The pronotum is the area behind the ladybug’s flat head, which makes it look round. The pronotum protects the ladybug’s head and helps hide it.
The antenna helps in taste, smell and feel its way around.
Ladybugs have two eyes, but do not have great eyesight so they feel the tiny insects in which they consume. Ladybugs can see the difference between darkness and light, as if everything was a black and white photo, but they cannot see color at all.
-The thorax has three pairs of legs and two pairs of wings. The first pair of wings is the hardened elytra which protects the flight wings underneath. When the ladybug takes flight, the elytra open, and the thin, veined wings unfold.

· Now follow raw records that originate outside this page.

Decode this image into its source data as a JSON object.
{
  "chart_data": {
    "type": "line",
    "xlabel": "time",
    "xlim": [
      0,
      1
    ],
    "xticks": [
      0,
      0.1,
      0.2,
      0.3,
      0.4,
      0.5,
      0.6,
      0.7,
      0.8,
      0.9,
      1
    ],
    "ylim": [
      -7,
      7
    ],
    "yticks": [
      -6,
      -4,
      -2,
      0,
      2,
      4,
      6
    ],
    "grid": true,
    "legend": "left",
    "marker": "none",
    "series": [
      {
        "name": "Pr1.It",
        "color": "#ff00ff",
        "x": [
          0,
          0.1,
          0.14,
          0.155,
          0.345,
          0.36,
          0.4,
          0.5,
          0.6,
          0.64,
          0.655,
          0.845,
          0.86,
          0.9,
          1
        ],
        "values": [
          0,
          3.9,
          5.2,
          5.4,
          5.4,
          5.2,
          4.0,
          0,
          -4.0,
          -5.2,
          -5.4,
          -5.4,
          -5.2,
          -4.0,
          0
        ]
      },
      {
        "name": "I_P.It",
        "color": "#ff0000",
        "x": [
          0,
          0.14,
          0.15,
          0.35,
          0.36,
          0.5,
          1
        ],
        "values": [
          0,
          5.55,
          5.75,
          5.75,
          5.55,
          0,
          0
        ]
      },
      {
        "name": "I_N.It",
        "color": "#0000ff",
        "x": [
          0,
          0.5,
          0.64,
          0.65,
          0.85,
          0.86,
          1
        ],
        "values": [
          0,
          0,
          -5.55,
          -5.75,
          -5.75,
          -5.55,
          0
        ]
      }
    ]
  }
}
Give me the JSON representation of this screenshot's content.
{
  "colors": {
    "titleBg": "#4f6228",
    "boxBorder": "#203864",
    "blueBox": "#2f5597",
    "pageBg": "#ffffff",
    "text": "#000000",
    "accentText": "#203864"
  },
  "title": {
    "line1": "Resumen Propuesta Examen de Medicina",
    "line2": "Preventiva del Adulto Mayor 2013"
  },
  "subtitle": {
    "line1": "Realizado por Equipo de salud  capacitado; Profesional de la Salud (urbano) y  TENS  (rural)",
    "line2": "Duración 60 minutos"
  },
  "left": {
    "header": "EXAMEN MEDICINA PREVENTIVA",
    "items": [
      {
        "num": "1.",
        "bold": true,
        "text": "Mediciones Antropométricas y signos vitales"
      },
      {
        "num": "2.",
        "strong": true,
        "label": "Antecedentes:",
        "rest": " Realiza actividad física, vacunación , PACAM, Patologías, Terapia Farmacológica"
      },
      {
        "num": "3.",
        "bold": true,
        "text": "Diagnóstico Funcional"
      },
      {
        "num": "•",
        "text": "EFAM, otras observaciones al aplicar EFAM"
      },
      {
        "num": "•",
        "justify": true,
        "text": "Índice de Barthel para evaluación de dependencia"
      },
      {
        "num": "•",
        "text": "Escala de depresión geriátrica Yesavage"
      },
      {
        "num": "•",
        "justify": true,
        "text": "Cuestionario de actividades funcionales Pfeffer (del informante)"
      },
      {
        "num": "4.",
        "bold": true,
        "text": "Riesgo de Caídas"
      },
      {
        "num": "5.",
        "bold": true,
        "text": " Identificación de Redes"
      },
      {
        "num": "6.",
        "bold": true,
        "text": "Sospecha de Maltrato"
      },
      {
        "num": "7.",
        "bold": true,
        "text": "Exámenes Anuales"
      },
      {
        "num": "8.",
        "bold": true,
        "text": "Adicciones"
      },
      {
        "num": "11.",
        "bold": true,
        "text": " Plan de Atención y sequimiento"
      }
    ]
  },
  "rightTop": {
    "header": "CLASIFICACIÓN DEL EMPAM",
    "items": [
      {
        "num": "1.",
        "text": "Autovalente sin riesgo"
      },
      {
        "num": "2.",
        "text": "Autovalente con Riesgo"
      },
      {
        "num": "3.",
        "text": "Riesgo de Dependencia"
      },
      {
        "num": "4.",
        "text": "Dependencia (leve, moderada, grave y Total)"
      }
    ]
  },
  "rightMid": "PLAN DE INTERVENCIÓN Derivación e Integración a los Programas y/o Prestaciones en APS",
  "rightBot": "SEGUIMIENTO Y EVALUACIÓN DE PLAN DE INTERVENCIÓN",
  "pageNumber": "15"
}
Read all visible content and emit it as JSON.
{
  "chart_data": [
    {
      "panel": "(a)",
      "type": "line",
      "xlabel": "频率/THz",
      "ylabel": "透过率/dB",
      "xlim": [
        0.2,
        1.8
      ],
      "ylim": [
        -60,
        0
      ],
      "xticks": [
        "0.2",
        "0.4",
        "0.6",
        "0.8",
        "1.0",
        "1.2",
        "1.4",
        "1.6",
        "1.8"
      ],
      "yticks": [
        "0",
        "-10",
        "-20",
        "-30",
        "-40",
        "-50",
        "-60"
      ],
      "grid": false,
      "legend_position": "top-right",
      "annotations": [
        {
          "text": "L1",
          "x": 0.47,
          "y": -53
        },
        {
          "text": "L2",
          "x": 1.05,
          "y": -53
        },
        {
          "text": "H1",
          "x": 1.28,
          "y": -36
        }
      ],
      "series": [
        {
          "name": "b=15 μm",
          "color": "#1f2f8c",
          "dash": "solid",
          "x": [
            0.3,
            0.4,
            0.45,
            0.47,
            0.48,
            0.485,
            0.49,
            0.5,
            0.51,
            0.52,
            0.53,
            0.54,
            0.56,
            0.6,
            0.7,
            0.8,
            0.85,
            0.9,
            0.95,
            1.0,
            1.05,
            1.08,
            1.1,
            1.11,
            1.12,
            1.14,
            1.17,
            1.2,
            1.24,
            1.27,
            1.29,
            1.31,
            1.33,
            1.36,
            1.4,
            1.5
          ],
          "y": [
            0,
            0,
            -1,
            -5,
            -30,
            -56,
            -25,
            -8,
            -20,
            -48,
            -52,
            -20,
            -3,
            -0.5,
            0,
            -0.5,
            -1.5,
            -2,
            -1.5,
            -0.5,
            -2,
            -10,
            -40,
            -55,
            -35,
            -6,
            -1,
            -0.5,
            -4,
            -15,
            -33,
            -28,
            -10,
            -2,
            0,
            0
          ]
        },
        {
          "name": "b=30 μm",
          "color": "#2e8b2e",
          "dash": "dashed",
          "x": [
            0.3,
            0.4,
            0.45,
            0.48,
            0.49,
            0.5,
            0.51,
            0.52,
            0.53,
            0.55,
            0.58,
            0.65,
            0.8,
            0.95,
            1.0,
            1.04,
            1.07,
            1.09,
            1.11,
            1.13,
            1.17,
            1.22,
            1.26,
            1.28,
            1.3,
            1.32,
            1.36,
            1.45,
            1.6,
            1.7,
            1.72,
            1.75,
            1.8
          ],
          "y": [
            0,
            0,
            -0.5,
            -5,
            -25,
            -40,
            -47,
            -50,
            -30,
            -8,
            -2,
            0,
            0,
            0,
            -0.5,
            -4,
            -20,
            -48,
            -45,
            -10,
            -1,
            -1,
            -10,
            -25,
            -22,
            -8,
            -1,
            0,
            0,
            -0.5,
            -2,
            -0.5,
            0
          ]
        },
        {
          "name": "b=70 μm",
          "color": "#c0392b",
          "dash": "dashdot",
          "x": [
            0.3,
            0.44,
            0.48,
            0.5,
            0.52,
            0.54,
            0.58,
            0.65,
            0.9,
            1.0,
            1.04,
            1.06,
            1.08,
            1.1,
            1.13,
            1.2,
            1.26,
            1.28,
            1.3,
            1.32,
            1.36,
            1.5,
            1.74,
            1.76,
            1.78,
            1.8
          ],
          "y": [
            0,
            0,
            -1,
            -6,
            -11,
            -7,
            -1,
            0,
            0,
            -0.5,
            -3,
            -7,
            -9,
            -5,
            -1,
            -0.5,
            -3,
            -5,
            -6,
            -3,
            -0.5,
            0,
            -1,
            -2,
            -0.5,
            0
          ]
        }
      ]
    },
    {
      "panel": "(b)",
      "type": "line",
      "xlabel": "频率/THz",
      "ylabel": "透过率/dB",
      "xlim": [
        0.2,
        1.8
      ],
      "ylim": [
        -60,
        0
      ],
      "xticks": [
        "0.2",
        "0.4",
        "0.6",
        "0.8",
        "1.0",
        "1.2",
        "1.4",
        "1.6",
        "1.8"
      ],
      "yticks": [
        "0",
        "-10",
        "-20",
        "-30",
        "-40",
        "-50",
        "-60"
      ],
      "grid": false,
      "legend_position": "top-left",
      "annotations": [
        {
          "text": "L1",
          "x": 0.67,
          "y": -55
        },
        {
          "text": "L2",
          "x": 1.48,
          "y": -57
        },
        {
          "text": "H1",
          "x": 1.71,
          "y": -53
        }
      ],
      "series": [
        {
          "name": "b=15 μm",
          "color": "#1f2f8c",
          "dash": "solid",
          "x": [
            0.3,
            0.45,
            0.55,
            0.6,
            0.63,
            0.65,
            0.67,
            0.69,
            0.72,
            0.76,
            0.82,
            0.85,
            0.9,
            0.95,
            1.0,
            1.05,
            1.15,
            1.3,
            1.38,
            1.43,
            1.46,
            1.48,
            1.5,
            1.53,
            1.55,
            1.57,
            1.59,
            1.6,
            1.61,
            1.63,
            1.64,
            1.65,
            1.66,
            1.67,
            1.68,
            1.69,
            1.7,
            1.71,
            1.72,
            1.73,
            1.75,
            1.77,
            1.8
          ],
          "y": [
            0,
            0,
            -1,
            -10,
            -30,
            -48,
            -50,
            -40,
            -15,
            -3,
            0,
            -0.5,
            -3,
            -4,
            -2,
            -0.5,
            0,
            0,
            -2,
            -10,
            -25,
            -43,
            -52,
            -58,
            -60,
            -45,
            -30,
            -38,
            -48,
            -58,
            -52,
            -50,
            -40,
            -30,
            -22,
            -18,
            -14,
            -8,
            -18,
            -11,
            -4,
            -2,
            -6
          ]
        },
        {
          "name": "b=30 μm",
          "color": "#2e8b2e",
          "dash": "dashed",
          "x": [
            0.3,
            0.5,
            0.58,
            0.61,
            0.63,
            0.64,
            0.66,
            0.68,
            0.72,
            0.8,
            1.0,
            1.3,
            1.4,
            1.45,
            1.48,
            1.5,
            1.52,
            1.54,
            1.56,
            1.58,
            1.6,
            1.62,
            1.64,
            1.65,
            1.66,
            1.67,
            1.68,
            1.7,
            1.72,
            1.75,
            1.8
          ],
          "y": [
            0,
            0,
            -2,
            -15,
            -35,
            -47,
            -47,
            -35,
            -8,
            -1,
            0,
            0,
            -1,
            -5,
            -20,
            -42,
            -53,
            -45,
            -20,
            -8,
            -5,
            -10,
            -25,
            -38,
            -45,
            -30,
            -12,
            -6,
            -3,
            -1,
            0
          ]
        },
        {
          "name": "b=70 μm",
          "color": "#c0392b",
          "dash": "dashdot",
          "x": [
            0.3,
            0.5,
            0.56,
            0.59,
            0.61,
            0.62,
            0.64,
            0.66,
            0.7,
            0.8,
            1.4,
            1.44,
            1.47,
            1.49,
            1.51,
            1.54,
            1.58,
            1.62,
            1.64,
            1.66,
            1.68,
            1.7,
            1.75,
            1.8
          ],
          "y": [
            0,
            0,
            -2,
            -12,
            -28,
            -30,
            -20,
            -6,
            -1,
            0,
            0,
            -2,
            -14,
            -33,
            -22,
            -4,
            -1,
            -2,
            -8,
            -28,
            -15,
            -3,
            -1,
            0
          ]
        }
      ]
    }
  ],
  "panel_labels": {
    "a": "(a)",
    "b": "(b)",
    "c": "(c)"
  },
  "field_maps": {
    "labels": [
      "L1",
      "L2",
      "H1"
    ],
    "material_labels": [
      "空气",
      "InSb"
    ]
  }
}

The thorax and the abdomen, is the body section where the legs and wings are attached to, and the part that holds the ladybugs digestive system, the reproductive organs, and the stinky, poisonous gel.
The six short little legs of a ladybug help it to walk, but they do more than that. The feet of a ladybug helps it smell, and when a predator captures a ladybug, the bad tasting and poisonous gel (poisonous only to pets and prey) will ooze out of the legs, sometimes saving the ladybug’s life.
​
-Ladybugs have a shell, which protects their wings and also protects them against predators. The elytra is the part of the ladybug that displays the bright colors and dots which shows against predators to ward them off. The Elytra is exactly the same on the side right, as it is on the left. They are mirror images and symmetrical to each other.
-The abdomen contains organs for digestion, respiration, and reproduction. Adult ladybugs breathe air, but the air enters the body through openings, called spiracles, located on the sides of the abdomen and thorax.